OK, enough said. This is not a story about plane crashes. This is a story about the kindness of strangers, and more specifically, the comfort of a stranger’s arm.
There was a study once reported in a psychology magazine about armrests and individual dominance on planes. You know what I mean. You find your seat, you put your stuff in the little pocket in front of you, you take off your shoes, maybe, and you buckle yourself in. Then you settle in and move your arm to the padded armrest — but the person in the seat next to you has gotten there first. So you recoil and wait for the moment when your rowmate has momentarily relinquished that perch and you quickly, but not too obviously, move your arm into position. Nicely done.
But this story is not about that either.
I’m one of the few people who is grateful when another’s arm is on the armrest. This story is a tribute to all the arms, soft and strong, bare fleshed and clothed, that I have grabbed over the years in my attempt to hold on for dear life when an air pocket, or the grating sound of the landing gear, or continuous circling over a destination, or any number of lesser vibrations, terrify me.
Those sinewy, muscular, boney, silky, hairy, cashmered, cottoned, and polyestered limbs have been my pacifiers for years. Sometimes these unsuspecting souls don’t even know I’m there until of course, like a shark attack, I am. Grabbing hold is not a premeditated act. It’s spontaneous or maybe prophylactic. Just anticipating a bump that the captain says will come, but never does (a pet peeve of mine) can create a reflex action in me that puts a hold on my neighbor who, for that instant, is my BFF.
He might be a CEO like the one in first class whose arm was hijacked when we had to circle Toronto in a lightning storm, or a weight lifter like the guy whose bicep had a girth greater than my leg’s. Lovely. Perhaps he suffered less than the little lady who finally gave me a small crucifix to help calm my nerves. Then there was the teenager who let me share her music with an extra set of ear plugs. She did this all with one hand since I was holding onto the other.
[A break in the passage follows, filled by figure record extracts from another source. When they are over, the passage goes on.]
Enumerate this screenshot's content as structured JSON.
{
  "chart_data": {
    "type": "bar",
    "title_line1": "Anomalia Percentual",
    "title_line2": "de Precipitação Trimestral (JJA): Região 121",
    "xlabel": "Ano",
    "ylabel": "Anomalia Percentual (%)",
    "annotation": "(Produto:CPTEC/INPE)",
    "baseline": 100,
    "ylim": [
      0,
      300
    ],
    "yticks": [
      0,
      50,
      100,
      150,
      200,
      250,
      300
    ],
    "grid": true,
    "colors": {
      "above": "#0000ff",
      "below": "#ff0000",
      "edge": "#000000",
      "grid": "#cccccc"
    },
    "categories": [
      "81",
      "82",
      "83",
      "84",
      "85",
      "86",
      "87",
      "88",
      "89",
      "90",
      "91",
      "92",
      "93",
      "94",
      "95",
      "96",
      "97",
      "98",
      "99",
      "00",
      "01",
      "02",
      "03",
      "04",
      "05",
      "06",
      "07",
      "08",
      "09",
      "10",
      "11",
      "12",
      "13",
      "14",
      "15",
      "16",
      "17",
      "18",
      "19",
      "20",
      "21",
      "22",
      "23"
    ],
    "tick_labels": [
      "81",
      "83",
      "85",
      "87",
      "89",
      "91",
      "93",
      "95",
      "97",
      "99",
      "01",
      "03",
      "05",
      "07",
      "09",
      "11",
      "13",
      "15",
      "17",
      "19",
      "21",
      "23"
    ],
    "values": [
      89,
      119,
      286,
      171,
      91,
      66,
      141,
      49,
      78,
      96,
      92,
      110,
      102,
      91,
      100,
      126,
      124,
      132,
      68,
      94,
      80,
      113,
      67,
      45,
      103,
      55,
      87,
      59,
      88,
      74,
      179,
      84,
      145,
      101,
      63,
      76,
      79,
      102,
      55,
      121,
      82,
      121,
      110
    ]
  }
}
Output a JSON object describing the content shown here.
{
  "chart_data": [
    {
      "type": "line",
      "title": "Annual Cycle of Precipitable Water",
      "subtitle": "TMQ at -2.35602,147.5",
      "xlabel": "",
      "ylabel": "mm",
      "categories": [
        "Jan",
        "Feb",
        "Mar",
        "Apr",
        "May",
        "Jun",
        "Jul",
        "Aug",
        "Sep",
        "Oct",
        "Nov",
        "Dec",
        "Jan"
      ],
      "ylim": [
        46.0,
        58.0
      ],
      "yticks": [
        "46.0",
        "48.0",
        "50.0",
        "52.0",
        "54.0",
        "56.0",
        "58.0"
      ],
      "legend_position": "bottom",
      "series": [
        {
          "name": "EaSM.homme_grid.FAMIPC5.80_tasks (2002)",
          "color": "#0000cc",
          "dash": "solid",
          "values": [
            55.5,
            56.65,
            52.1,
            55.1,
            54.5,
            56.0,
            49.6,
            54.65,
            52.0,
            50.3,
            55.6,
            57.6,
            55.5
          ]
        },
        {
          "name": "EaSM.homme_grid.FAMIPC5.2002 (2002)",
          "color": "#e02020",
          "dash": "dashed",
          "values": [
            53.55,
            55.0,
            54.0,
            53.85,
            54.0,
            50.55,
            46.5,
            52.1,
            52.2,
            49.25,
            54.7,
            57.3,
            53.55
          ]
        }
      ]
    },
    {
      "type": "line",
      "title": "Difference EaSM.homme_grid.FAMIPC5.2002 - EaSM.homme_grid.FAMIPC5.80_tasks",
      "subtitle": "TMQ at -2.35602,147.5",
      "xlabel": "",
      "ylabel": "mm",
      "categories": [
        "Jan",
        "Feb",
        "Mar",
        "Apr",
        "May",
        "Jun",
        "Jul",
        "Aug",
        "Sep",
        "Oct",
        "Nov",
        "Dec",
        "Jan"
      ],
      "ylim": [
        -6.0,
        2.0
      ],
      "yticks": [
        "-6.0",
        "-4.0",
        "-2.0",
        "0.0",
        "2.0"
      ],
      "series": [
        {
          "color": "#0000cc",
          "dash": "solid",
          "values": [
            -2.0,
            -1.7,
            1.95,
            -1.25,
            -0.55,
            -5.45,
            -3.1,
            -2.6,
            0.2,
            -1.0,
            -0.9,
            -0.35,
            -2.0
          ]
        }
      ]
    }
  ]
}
I know I am not the only one who has used such tactics. Just this morning, for example, a friend was telling me about her flight to Chicago. Apparently she was surrounded by Marlboro men (the hockey kind). As they were taking off, one of them grabbed her arm in sheer terror.
My intrepid seatmates are my high-flying heroes. I owe them an eternal debt. They remain anonymous, kind folks who are probably grateful that I don’t have sharp nails. They will not be scarred for life, but they will be remembered forever.